SUNDERLAND — For many, coming home after a year abroad can be overwhelming and even disorienting.
But for Willis S. Conklin Jr. of Sunderland, disorienting doesn't even begin to describe his return to the quiet community he calls home after serving over a year with the U.S. Army in Baghdad.
It's a worthwhile read, my commentary below.
I don't know Willis Conklin, but growing up in the same area and attending the same school, his story seems all the more tangible. He recently returned home from a one year tour of duty and spoke about the adjustments and accommodations he has had to make transitioning from warzone to quietzone.
Conklin, a 2001 graduate of Burr and Burton Academy in Manchester, is currently an Army Private First Class with the 66th Artillery Brigade attached to the 4th Infantry Division in Ft. Hood, Texas. He enlisted in January of 2005 and, after months of basic and specialized training at Ft. Sill, Okla. and Ft. Hood, he was deployed to Baghdad in November 2005. He served in a battalion of over 1,000 U.S. troops and a small number of Macedonian special forces soldiers.
"It's an adjustment to be back home, for sure," Conklin said in an interview at his home on Wednesday. "They always say that you can come home again, but home isn't always waiting for you when you come back. The magnitude of change at home is crazy. When you're over there, it feels like the world has stopped. Then you come back home, and so much is different."
As a case in point, Conklin described his experience conversing with two of his best friends the day after he returned to Vermont. "It was good, but ... I felt as if I'd aged beyond them, that I'd had experiences that made me feel older."
Relating to others regardless of their age has also proven challenging. "It's difficult to make people understand your experience ... unless you were there, there's no way you can know," he said.
I've met and spoken with a few local veterans (all of them younger than me) who have returned from a tour (or tours) in Iraq. Most are eager to share stories, sometimes recreating scenes from a mission in a fashion so animated you might forgive them for missing the 'action'. But when the questing of returning for another tour comes up, the mood becomes sober and the answer, often with little deliberation, reveals much more frustration and resignation than the media might otherwise imply.
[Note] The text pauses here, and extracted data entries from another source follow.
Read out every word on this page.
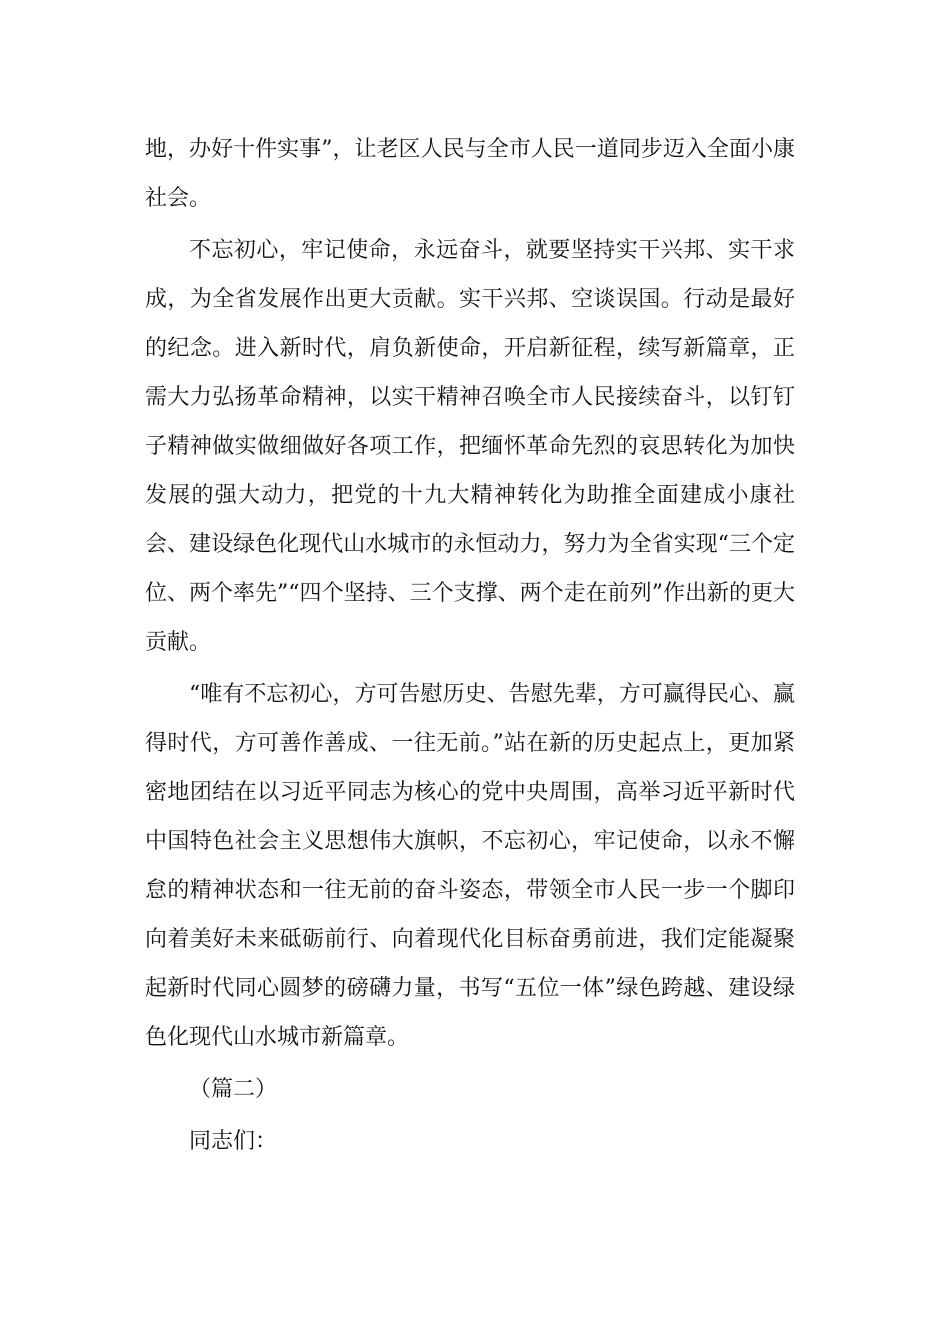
地，办好十件实事”，让老区人民与全市人民一道同步迈入全面小康社会。

不忘初心，牢记使命，永远奋斗，就要坚持实干兴邦、实干求成，为全省发展作出更大贡献。实干兴邦、空谈误国。行动是最好的纪念。进入新时代，肩负新使命，开启新征程，续写新篇章，正需大力弘扬革命精神，以实干精神召唤全市人民接续奋斗，以钉钉子精神做实做细做好各项工作，把缅怀革命先烈的哀思转化为加快发展的强大动力，把党的十九大精神转化为助推全面建成小康社会、建设绿色化现代山水城市的永恒动力，努力为全省实现“三个定位、两个率先”“四个坚持、三个支撑、两个走在前列”作出新的更大贡献。

“唯有不忘初心，方可告慰历史、告慰先辈，方可赢得民心、赢得时代，方可善作善成、一往无前。”站在新的历史起点上，更加紧密地团结在以习近平同志为核心的党中央周围，高举习近平新时代中国特色社会主义思想伟大旗帜，不忘初心，牢记使命，以永不懈怠的精神状态和一往无前的奋斗姿态，带领全市人民一步一个脚印向着美好未来砥砺前行、向着现代化目标奋勇前进，我们定能凝聚起新时代同心圆梦的磅礴力量，书写“五位一体”绿色跨越、建设绿色化现代山水城市新篇章。

（篇二）

同志们：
While some, like Conklin, aren't afforded the luxury of choice, you get the sense that many of these returning soldiers don't express the same optimism that others in the media might wish to portray.
While Conklin says that some of the comparisons of the situation in Iraq to the Vietnam war are well-founded, he sees Iraq as having the potential to last far longer.
"Vietnam was a politically-based war, and the sectarian violence in Iraq is religion-based and goes back thousands of years," he said. "The way I see it, this could all go on for thousands of years beyond now. Our country was founded on the premise of the separation of church and state, and (the Iraqi) society puts so much emphasis on religion that politics (without religion) is a joke." This is one reason that Conklin sees cooperation for the U.S. and Iraq as being problematic.
As for U.S. involvement in the conflict, Conklin's prognosis was grim.
"Depending on who's elected in '08 ... I could see us being there for a decade or more."
He was undecided on how long the U.S. should stay the course in what increasingly looks to be an unwinnable war.
Moral dilemma
"I feel karmically that we should solve some of the problems we created there ... on the other hand, you'd have to do a number of things that are impossible to do without crippling our country financially and morally."
When first asked about his opinion on the war, Conklin laughed and said, "No comment." However, as the conversation progressed and he delved more deeply into the issues raised by his time in Baghdad, Conklin's tone changed.
"What it really boils down to is that the sooner we get out of there, the less money and human life will be wasted," he said. He added that his battalion alone had lost 15 to 20 men in the year he served with them.
I won't even pretend to comprehend the emotions and thoughts with which this person wrestles everyday. But I have to wonder what goes through a person's mind when they listen to their President telling the nation that the year ahead will "require difficult choices and additional sacrifices". Somehow I think those words have a meaning unique to soldiers like Willis Conklin that the man speaking them will never, ever understand.